Organize in your country and advocate for data deletion jubilees, organize in your country to champion new taxes against US digital services, organize in your country to advocate for homegrown solutions over US tech.

If you aren't actively organizing you aren't going to accomplish anything.

Remember that people power trumps monetary power, but you have to commit for people power to work.


> advocate for homegrown solutions over US tech.

Some sweet irony about this btw.


Why? Every country on Earth is capable of creating and maintaining software. There is nothing unique about America or Silicon Valley (outside of the massive amounts of corporate welfare), devs can be found anywhere and who better to write software for local citizens than the local citizens themselves?

We know how useful open source software is, there's no reason why this can't be replicated across the planet.


Not because they cannot do it, but because why they're doing it, which in turn becomes what they're doing. America is being perceived as isolationist, so countries solve that by becoming isolationist about what software they use, whether its open source or not is kind of irrelevant, though in several cases the software will primarily be focused on the countries own language.

The better alternative in my eyes is to contribute to existing open source, and only if the US becomes hostile against this, fork said code and move on.

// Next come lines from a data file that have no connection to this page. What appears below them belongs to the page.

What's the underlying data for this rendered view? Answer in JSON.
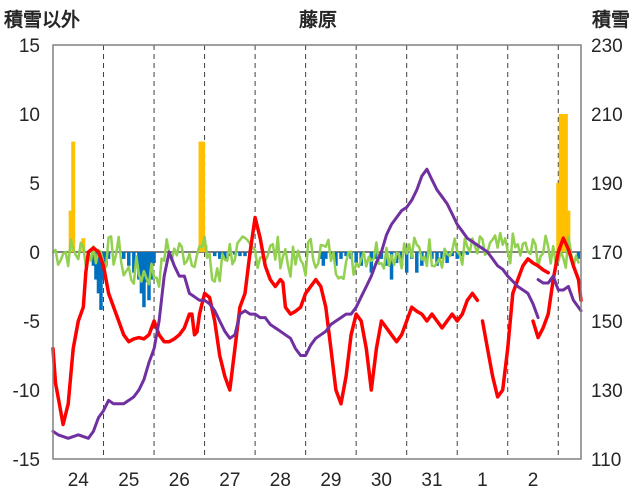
{
  "chart_data": {
    "type": "line",
    "title": "藤原",
    "ylabel_left": "積雪以外",
    "ylabel_right": "積雪",
    "ylim_left": [
      -15,
      15
    ],
    "ylim_right": [
      110,
      230
    ],
    "yticks_left": [
      "15",
      "10",
      "5",
      "0",
      "-5",
      "-10",
      "-15"
    ],
    "yticks_right": [
      "230",
      "210",
      "190",
      "170",
      "150",
      "130",
      "110"
    ],
    "xticks": [
      "24",
      "25",
      "26",
      "27",
      "28",
      "29",
      "30",
      "31",
      "1",
      "2"
    ],
    "x_range_days": [
      0,
      10.45
    ],
    "grid": "vertical dashed at day boundaries, solid zero line",
    "colors": {
      "red": "#ff0000",
      "purple": "#7030a0",
      "green": "#92d050",
      "blue": "#0070c0",
      "orange": "#ffc000",
      "frame": "#808080",
      "zero": "#808080"
    },
    "series": [
      {
        "color_key": "red",
        "axis": "left",
        "x": [
          0,
          0.05,
          0.1,
          0.2,
          0.3,
          0.4,
          0.5,
          0.6,
          0.65,
          0.7,
          0.8,
          0.9,
          1.0,
          1.1,
          1.3,
          1.4,
          1.5,
          1.6,
          1.7,
          1.8,
          1.9,
          2.0,
          2.1,
          2.2,
          2.3,
          2.4,
          2.5,
          2.6,
          2.7,
          2.75,
          2.8,
          2.85,
          2.9,
          3.0,
          3.1,
          3.2,
          3.3,
          3.4,
          3.5,
          3.6,
          3.7,
          3.8,
          3.9,
          4.0,
          4.1,
          4.2,
          4.3,
          4.4,
          4.5,
          4.55,
          4.6,
          4.7,
          4.8,
          4.9,
          5.0,
          5.1,
          5.2,
          5.3,
          5.4,
          5.5,
          5.6,
          5.7,
          5.8,
          5.9,
          6.0,
          6.1,
          6.2,
          6.3,
          6.4,
          6.5,
          6.6,
          6.7,
          6.8,
          6.9,
          7.0,
          7.1,
          7.2,
          7.3,
          7.4,
          7.5,
          7.6,
          7.7,
          7.8,
          7.9,
          8.0,
          8.1,
          8.2,
          8.3,
          8.4
        ],
        "values": [
          -7,
          -9.5,
          -10.5,
          -12.5,
          -11,
          -7,
          -5,
          -4,
          -1.5,
          0,
          0.3,
          0,
          -1,
          -3,
          -5,
          -6,
          -6.5,
          -6.3,
          -6.2,
          -6.3,
          -6,
          -5,
          -6,
          -6.5,
          -6.5,
          -6.3,
          -6,
          -5.5,
          -4.5,
          -4.5,
          -6,
          -5.8,
          -4.5,
          -3,
          -3.3,
          -5,
          -7.5,
          -9,
          -10,
          -7,
          -4,
          -3,
          0,
          2.5,
          1,
          -1,
          -2,
          -2.5,
          -2,
          -2.2,
          -4,
          -4.5,
          -4.3,
          -4,
          -3,
          -2.5,
          -2,
          -2.5,
          -4,
          -7,
          -10,
          -11,
          -9,
          -6,
          -4.5,
          -5,
          -7,
          -10,
          -7,
          -5,
          -5.5,
          -6,
          -6.5,
          -6,
          -5,
          -4,
          -4.3,
          -4.5,
          -5,
          -4.5,
          -5,
          -5.5,
          -5,
          -4.5,
          -5,
          -4.5,
          -3.5,
          -3,
          -3.5
        ],
        "x2": [
          8.5,
          8.6,
          8.7,
          8.8,
          8.9,
          9.0,
          9.1,
          9.2,
          9.3,
          9.4,
          9.5,
          9.6,
          9.7,
          9.8
        ],
        "values2": [
          -5,
          -7,
          -9,
          -10.5,
          -10,
          -7,
          -3,
          -2,
          -1,
          -0.5,
          -0.8,
          -1,
          -1.3,
          -1.5
        ],
        "x3": [
          9.5,
          9.6,
          9.7,
          9.8,
          9.9,
          10.0,
          10.1,
          10.2,
          10.3,
          10.4,
          10.45
        ],
        "values3": [
          -5,
          -6.2,
          -5.5,
          -4.5,
          -2,
          0,
          1,
          0.2,
          -1,
          -2,
          -3.5
        ]
      },
      {
        "color_key": "purple",
        "axis": "right",
        "x": [
          0,
          0.1,
          0.3,
          0.5,
          0.7,
          0.8,
          0.9,
          1.0,
          1.1,
          1.2,
          1.4,
          1.6,
          1.7,
          1.8,
          1.9,
          2.0,
          2.1,
          2.2,
          2.3,
          2.4,
          2.5,
          2.6,
          2.7,
          2.8,
          2.9,
          3.0,
          3.1,
          3.2,
          3.3,
          3.4,
          3.5,
          3.6,
          3.7,
          3.8,
          3.9,
          4.0,
          4.1,
          4.2,
          4.3,
          4.4,
          4.5,
          4.6,
          4.7,
          4.8,
          4.9,
          5.0,
          5.1,
          5.2,
          5.3,
          5.4,
          5.5,
          5.6,
          5.7,
          5.8,
          5.9,
          6.0,
          6.1,
          6.2,
          6.3,
          6.4,
          6.5,
          6.6,
          6.7,
          6.8,
          6.9,
          7.0,
          7.1,
          7.2,
          7.3,
          7.4,
          7.5,
          7.6,
          7.7,
          7.8,
          7.9,
          8.0,
          8.1,
          8.2,
          8.3,
          8.4,
          8.5,
          8.6,
          8.7,
          8.8,
          8.9,
          9.0,
          9.2,
          9.4,
          9.5,
          9.6
        ],
        "values": [
          118,
          117,
          116,
          117,
          116,
          118,
          122,
          124,
          127,
          126,
          126,
          128,
          130,
          133,
          138,
          142,
          150,
          163,
          170,
          166,
          163,
          163,
          158,
          157,
          156,
          156,
          155,
          153,
          150,
          147,
          145,
          146,
          152,
          153,
          152,
          152,
          151,
          151,
          149,
          148,
          147,
          146,
          145,
          142,
          140,
          140,
          143,
          145,
          146,
          147,
          149,
          150,
          151,
          152,
          152,
          154,
          157,
          160,
          163,
          167,
          170,
          175,
          178,
          180,
          182,
          183,
          185,
          188,
          192,
          194,
          191,
          188,
          186,
          184,
          181,
          178,
          176,
          174,
          173,
          172,
          171,
          170,
          168,
          166,
          165,
          163,
          160,
          158,
          155,
          151
        ],
        "x2": [
          9.6,
          9.7,
          9.8,
          9.9,
          10.0,
          10.1,
          10.2,
          10.3,
          10.45
        ],
        "values2": [
          162,
          161,
          161,
          163,
          159,
          159,
          160,
          156,
          153
        ]
      },
      {
        "color_key": "green",
        "axis": "left",
        "note": "noisy line fluctuating around zero",
        "x_range": [
          0,
          10.45
        ]
      }
    ],
    "bars": [
      {
        "color_key": "blue",
        "axis": "left",
        "x": [
          0.8,
          0.85,
          0.9,
          0.95,
          1.0,
          1.05,
          1.1,
          1.4,
          1.5,
          1.6,
          1.7,
          1.75,
          1.8,
          1.85,
          1.9,
          1.95,
          2.0,
          3.2,
          3.3,
          3.4,
          3.5,
          3.6,
          3.7,
          3.8,
          3.9,
          5.3,
          5.35,
          5.4,
          5.5,
          5.6,
          5.7,
          5.8,
          5.9,
          6.0,
          6.1,
          6.3,
          6.4,
          6.5,
          6.6,
          6.7,
          6.8,
          6.9,
          7.0,
          7.1,
          7.2,
          7.3,
          7.4,
          7.5,
          7.6,
          7.7,
          7.8,
          7.9,
          8.0,
          8.1,
          8.2,
          10.4
        ],
        "values": [
          -1,
          -2,
          -3,
          -4.2,
          -2,
          -1,
          -0.5,
          -0.5,
          -1,
          -1.5,
          -2,
          -3,
          -4,
          -2.2,
          -3.5,
          -2,
          -0.8,
          -0.3,
          -0.5,
          -0.5,
          -0.3,
          -0.2,
          -0.3,
          -0.3,
          -0.2,
          -0.5,
          -1,
          -0.5,
          -0.3,
          -1,
          -0.5,
          -0.3,
          -0.5,
          -0.8,
          -1,
          -1.5,
          -0.5,
          -0.5,
          -1,
          -2,
          -0.8,
          -1,
          -1.5,
          -0.5,
          -1.5,
          -1,
          -0.5,
          -0.5,
          -1,
          -0.5,
          -0.8,
          -0.3,
          -0.5,
          -0.3,
          -0.2,
          -0.5
        ]
      },
      {
        "color_key": "orange",
        "axis": "left",
        "x": [
          0.35,
          0.4,
          0.6,
          2.92,
          2.97,
          3.02,
          10.0,
          10.05,
          10.1,
          10.15,
          10.2
        ],
        "values": [
          3,
          8,
          1,
          8,
          8,
          0.5,
          5,
          10,
          10,
          10,
          3
        ]
      }
    ]
  }
}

From the blog post I've recently read; https://thelocalstack.eu/posts/linkedin-identity-verificatio...

1. Request your data. Email idv-privacy@withpersona.com or privacy@withpersona.com. Under GDPR, they have 30 days to respond.

2. Request deletion. The verification is done. LinkedIn already has the result. There is no reason for Persona to keep your passport scan and facial geometry on their servers. Ask them to delete it.

3. Contact their DPO. dpo@withpersona.com — that’s their Data Protection Officer. If you want to object to them using your documents as AI training data under “legitimate interests,” this is where you do it.

4. Think twice before verifying. That blue badge might not be worth what you’re trading for it. A checkmark is cosmetic. Biometric data is forever.


As heavily discussed here 3 days ago (Persona is the same company LinkedIn uses for their ID verification process):

I verified my LinkedIn identity. Here's what I handed over

https://news.ycombinator.com/item?id=47098245

1.4K+ points, 490+ comments


Just requested deletion through this form: https://withpersona.com/dsar


> 1. Request your data. Email idv-privacy@withpersona.com or privacy@withpersona.com. Under GDPR, they have 30 days to respond.

They just won't respond, then you can wait for 4+ years and nothing will happen to them. [0]

[0] https://noyb.eu/en/project/dpa/dpc-ireland


I'm very confused here. The monthly plans are meant to be used inside of Google's walled garden, but people are somehow able to capture (?) and re-use the oAuth token?

Regardless, I thought it was pretty obvious that things like OpenClaw require an API account, and not a subsidized monthly plan.


Exactly, OpenClaw (or I think possibly an addon/extension or unofficial method) is allowing Googles Antigravity authentication to connect the app. This allows for 'unlimited' calls through Antigravity models with a subscription, instead of the proper Gemini/Google AI Studio API key method (charged per million tokens)

API usage can get very high for automatic operations, especially with apps like Kilo/Roo/Cline, and now with OpenCode/OpenClaw. I often blast through $10-20 in a single day of just regular OpenCode usage through OpenRouter

If I could pay a subscription and get near unlimited use (with rate limits), of course I'd do that, but not like this. I'm pretty sure Antigravity has ToU somewhere that indicates it's only allowed for use in Antigravity and nowhere else, since I've seen other threads on this happening: https://github.com/jenslys/opencode-gemini-auth/issues/50


>and get near unlimited use (with rate limits)

But they're not near unlimited though. They're just hidden limits.


Sure. But a zero strike getting kicked out of your Google account is a grotesque evil.

Edit: maybe it's not the whole account? https://news.ycombinator.com/item?id=47116330


No - use OpenAI, no problem. OpenAI wins here big time.